The U.S. National Nanotechnology Initiative (NNI) recently featured Northwestern’s Chad Mirkin on a podcast discussing key advances in nanotechnology, the importance of working across disciplines and the exceptional promise of the field for young researchers.
The podcast was the last in a yearlong series celebrating the 15-year anniversary of the initiative, which was established to speed nanotechnology research and development in the United States. The series included the perspectives of 40 experts from academia, government and industry.
Mirkin spoke of how he got involved in nanotechnology and was in the “right place, at the right time” with the nanotechnology revolution when he started his independent career at Northwestern in 1991. Scientists were beginning to have the tools to study materials on the sub-100 nanometer length scale where any material takes on new properties.
“This was going to be a really spectacular way of doing science and a way of rapidly making advances in many fields, following a general tenet that everything miniaturized is different,” said Mirkin, a world-renowned chemist, nanoscience expert and entrepreneur.
Northwestern established the International Institute for Nanotechnology (IIN) in 2000, with Mirkin as the director. The institute was intentionally created to span the University, focused on both science and technological output, involving not just chemists, but also physicists, biologists, engineers, business experts and physicians — anyone interested in studying the consequences of miniaturization.
“New materials and new techniques drive the field,” said Mirkin, the George B. Rathmann Professor of Chemistry in the Weinberg College of Arts and Sciences. “We thought it was very important to become world-class in terms of the facilities and the instrumentation and that would ultimately create a magnet to draw much of the talent in the world to Northwestern, and that turns to have paid off.
“A great example of that, of course, was moving Fraser Stoddart from UCLA to Northwestern,” Mirkin said. “He wins a Nobel Prize for much of his work related to nanotechnology. But he’s just one example. Others include Milan Mrksich, Nathan Gianneschi, Will Dichtel, John Rogers and Teri Odom. We’ve had so many great people come and join us at the institute. … When you get those types of people to come and join you, you get the best students and postdocs who want to do research in this field.”

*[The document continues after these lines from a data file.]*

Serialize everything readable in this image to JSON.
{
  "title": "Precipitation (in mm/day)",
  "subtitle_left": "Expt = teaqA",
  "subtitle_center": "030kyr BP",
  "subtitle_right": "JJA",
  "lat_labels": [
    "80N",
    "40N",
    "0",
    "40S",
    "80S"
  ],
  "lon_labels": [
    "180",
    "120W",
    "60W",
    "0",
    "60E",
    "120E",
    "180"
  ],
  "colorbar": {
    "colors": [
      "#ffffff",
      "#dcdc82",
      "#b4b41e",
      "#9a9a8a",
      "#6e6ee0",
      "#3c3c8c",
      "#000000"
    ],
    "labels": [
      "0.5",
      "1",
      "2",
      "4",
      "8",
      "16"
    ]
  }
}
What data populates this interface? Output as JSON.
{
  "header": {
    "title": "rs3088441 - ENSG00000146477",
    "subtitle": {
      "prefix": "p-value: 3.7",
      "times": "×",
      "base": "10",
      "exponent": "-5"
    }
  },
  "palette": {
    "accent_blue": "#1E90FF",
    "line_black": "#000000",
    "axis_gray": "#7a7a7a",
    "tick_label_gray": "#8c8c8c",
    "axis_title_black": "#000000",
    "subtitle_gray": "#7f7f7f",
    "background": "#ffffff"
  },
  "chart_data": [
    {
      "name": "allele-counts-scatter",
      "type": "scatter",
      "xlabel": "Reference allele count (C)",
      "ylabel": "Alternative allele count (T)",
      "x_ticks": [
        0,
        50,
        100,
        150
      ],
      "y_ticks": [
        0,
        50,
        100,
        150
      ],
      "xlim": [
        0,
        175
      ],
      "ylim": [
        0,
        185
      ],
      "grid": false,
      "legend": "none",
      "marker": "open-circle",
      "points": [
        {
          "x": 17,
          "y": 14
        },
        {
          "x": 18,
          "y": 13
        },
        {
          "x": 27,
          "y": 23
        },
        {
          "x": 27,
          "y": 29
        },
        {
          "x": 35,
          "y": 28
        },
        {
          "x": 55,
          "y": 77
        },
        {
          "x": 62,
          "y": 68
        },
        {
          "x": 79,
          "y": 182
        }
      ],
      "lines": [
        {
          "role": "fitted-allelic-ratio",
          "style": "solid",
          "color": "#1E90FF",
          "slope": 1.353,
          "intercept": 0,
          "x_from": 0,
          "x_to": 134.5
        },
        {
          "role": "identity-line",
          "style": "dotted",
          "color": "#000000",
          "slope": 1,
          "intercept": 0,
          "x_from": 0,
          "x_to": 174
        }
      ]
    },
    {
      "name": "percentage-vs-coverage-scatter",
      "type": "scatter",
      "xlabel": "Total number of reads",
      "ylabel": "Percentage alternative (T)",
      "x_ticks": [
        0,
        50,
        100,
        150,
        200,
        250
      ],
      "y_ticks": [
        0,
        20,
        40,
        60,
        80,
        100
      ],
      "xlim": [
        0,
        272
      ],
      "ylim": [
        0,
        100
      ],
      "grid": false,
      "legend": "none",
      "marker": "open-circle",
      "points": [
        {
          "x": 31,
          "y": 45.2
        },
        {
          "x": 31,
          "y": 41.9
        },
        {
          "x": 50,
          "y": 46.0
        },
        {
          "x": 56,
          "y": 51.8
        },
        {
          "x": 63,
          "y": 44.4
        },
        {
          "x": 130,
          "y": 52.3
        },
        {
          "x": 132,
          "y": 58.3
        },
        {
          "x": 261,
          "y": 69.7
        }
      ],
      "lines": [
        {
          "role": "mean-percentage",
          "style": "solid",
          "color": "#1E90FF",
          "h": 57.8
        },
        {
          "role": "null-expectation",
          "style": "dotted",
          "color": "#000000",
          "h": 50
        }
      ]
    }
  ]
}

Nanotechnology already has produced many successful applications, including nanoelectronics, technologies for cleaner water, diagnostic tools in medicine and new therapeutics, Mirkin said. His own discoveries range from the world’s smallest pen (1999) to one of the world’s largest 3D printers (2019), and there are more than 2,000 commercial products linked to advances within the IIN.
At the podcast’s conclusion, Mirkin emphasized that nanotechnology is a land of tremendous opportunity for undergraduate students. Students at Northwestern learn how to do science properly — break down a problem, solve a problem — and they are trained to find complementary expertise and think about what any new information, structure or material allows them to do.
“This way of doing science, engineering and medicine under the nanotechnology umbrella is an incredible training ground and one that prepares young people to pursue careers that I think will be very rewarding for them, regardless of their sub-discipline of interest,” Mirkin said.